Question

A charged belt, 50 cmwide, travels at 30m/sbetween a source of charge and a sphere. The belt carries charge into the sphere at a rate corresponding to$\mathbf{100}\mathbf{\mu A}$. Compute the surface charge density on the belt.

Short answer

The surface charge density on the belt is$6.7\times {10}^{-6}\mathrm{C}/{\mathrm{m}}^2$ .

Step-by-step solution

The given data

1. Width of the belt, $\mathrm{w}=50\mathrm{cm}\mathrm{or}0.50\mathrm{m}$
2. Speed of belt, v = 30 m/s
3. Current rate,$\mathrm{i}=100\mathrm{\mu A}\mathrm{or}100\times {10}^{-6}\mathrm{A}$

Understanding the concept of the surface charge density

Surface charge density is the amount of charge stored on the surface per unit area. It is measured in Coulomb per meter squared.

To find the surface charge density on the belt, we have to use the expression for the area of the belt in the formula of surface charge density.

Formulae:

The charge density of the material, $\sigma =\frac{q}{A}$ ...(i)

The area of the cross-section of the material to the flow rate, A = wvt ...(ii)

The current passing through the area in terms of charge, i = q/t ...(iii)
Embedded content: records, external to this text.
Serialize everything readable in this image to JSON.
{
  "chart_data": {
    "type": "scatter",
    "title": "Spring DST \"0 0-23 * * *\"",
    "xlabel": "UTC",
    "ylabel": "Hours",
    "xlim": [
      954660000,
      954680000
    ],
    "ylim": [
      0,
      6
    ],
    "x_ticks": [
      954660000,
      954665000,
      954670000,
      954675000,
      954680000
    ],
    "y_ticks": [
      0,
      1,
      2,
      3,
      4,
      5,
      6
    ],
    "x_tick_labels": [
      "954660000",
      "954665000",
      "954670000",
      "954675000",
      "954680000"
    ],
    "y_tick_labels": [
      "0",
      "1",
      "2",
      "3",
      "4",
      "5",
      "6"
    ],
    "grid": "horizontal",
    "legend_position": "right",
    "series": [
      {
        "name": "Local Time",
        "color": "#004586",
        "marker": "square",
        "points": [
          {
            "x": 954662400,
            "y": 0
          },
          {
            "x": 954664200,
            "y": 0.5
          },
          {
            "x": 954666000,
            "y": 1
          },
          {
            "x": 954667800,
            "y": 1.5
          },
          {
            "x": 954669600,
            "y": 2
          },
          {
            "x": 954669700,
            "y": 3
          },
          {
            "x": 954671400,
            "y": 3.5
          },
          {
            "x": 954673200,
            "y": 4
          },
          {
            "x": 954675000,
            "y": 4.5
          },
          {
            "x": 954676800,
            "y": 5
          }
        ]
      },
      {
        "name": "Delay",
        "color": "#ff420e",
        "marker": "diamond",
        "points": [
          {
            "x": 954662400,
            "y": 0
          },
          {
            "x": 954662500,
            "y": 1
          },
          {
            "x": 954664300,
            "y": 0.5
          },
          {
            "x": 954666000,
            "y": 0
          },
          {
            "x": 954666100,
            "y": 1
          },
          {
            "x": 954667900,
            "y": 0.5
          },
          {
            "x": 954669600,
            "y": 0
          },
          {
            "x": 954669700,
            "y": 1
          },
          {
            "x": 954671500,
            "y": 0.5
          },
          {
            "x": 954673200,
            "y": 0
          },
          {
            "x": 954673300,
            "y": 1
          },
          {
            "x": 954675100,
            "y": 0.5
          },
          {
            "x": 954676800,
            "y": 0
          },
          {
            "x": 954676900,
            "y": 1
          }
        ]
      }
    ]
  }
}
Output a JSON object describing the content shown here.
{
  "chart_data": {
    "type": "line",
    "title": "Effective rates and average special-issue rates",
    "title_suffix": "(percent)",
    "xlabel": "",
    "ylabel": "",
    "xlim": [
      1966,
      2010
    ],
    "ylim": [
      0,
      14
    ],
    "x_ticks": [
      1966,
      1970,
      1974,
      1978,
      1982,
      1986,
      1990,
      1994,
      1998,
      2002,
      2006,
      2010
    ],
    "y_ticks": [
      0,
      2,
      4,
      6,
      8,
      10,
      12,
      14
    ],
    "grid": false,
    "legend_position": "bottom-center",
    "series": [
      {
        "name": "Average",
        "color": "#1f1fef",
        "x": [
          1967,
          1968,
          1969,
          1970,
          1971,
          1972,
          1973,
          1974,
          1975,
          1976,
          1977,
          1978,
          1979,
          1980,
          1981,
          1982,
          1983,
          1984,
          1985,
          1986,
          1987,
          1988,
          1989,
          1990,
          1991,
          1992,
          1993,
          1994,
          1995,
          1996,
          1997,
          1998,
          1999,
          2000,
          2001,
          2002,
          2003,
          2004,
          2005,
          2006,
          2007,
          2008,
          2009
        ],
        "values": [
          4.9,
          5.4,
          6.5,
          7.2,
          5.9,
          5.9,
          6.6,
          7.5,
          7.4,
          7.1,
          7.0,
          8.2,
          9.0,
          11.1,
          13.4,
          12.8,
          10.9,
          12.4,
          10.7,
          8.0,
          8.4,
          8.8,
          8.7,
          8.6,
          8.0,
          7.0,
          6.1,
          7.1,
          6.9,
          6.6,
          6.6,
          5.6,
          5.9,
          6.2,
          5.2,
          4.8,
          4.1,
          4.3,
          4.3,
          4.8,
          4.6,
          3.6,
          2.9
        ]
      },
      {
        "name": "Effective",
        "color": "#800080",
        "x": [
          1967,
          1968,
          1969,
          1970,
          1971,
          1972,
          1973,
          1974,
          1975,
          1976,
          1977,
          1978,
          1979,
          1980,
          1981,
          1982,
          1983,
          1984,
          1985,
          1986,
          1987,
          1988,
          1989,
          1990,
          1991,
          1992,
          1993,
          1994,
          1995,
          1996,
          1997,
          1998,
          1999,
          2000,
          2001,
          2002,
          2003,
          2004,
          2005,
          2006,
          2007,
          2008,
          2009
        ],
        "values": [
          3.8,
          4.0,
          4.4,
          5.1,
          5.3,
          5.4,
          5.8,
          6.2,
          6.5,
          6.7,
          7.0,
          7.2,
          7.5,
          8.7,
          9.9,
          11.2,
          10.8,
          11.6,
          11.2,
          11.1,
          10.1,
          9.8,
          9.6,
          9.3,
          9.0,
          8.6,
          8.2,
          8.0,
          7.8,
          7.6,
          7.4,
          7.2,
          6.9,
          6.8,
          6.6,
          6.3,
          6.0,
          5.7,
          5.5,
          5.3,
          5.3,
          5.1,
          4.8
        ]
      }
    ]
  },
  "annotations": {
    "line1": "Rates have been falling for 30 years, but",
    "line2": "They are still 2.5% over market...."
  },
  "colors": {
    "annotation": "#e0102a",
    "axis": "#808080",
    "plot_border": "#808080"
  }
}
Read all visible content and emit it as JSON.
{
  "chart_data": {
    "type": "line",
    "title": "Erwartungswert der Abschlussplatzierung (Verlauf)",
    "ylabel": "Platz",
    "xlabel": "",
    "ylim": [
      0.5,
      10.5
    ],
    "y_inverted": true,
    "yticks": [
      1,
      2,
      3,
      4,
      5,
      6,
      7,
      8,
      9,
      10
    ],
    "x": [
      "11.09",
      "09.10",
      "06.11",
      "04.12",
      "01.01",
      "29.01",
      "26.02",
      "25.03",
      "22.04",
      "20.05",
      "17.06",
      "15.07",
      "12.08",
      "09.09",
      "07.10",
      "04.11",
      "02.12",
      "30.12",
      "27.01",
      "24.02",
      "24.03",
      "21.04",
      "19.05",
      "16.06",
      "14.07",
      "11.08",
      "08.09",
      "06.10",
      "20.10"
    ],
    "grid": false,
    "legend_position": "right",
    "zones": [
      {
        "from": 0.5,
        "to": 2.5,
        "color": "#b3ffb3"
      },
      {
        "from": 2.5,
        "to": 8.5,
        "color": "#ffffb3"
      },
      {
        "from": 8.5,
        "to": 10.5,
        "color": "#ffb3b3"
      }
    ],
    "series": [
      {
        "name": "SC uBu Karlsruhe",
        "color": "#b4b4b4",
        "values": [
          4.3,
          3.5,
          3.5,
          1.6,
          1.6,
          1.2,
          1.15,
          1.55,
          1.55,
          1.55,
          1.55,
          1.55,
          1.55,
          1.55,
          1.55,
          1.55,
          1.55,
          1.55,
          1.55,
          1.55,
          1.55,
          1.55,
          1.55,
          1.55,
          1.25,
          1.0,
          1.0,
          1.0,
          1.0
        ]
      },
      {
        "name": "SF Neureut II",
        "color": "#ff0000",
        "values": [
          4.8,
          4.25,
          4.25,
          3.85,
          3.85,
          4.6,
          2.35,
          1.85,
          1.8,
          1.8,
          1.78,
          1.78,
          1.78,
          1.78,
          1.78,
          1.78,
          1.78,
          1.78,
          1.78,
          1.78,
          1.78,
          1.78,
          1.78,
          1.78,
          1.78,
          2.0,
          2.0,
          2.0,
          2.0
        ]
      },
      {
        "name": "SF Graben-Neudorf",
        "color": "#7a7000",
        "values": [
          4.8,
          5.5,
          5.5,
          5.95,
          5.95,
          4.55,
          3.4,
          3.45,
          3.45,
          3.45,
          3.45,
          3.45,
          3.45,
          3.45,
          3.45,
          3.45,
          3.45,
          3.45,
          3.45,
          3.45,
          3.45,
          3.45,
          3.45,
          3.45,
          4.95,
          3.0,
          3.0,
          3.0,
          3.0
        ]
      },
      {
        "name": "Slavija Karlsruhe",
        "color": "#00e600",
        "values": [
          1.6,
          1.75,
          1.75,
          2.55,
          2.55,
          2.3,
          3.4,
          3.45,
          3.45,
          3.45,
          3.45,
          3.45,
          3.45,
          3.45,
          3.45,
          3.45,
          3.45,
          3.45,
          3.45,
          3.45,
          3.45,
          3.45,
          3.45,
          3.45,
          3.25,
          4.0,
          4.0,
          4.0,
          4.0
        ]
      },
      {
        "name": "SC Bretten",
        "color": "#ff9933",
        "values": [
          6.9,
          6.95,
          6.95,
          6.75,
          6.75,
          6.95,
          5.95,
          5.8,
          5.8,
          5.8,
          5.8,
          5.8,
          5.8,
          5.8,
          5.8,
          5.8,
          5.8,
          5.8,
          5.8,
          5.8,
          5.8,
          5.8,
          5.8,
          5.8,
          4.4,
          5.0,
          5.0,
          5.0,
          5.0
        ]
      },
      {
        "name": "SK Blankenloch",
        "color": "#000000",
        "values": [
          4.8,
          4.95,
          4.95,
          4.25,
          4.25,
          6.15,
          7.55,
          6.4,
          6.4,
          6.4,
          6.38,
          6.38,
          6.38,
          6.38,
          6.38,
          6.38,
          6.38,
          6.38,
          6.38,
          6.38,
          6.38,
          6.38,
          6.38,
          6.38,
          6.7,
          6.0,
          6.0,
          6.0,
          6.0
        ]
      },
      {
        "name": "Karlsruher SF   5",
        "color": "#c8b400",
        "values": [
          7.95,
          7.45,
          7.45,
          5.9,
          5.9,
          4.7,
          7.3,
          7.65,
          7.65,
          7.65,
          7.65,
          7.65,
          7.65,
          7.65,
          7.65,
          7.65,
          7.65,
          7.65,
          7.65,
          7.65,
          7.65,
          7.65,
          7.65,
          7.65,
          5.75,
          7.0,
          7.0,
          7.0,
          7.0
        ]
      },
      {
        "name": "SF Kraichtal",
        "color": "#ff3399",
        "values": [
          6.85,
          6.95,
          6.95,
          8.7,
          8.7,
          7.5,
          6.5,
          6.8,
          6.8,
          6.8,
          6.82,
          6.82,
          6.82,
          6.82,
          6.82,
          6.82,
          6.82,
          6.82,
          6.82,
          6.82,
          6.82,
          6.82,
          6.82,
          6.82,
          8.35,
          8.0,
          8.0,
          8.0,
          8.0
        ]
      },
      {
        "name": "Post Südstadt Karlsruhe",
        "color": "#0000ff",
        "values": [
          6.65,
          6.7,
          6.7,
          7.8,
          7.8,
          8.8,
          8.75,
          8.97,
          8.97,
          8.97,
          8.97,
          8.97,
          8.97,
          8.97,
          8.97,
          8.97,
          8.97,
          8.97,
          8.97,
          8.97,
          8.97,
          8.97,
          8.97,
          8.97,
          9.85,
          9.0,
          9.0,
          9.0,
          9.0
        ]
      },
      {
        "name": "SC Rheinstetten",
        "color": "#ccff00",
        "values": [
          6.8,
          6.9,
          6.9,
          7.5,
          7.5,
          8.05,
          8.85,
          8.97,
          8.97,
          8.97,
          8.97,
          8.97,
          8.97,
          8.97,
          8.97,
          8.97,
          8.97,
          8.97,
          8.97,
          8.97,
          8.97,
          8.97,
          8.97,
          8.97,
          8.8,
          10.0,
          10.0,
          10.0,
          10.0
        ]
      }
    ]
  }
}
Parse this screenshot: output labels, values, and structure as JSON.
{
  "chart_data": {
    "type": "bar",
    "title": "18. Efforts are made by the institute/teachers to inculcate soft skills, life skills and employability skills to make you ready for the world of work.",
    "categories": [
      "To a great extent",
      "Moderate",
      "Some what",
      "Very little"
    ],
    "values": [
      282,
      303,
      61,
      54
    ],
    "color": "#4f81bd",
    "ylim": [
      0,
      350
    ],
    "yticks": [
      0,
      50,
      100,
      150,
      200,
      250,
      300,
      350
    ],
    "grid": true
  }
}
Calculation of the surface charge density

Substituting the value for area and charge from equations (ii) and (iii) in the equation of charge density of equation (i), we get the require value of the surface charge density of the material as follows:

$$\begin{gathered} \mathrm{\sigma }=\frac{\mathrm{it}}{\mathrm{wvt}} \\ =\frac{100\times {10}^{-6}\mathrm{A}}{0.50\mathrm{m}\times 30\mathrm{m}/\mathrm{s}} \\ =6.66\times {10}^{-6}\mathrm{C}/{\mathrm{m}}^2 \\ \approx 6.7\times {10}^{-6}\mathrm{C}/{\mathrm{m}}^2\mathrm{C}/\mathrm{m} \end{gathered}$$

Hence, the value of the charge density is$6.7\times {10}^{-6}\mathrm{C}/{\mathrm{m}}^2\mathrm{C}/\mathrm{m}$ .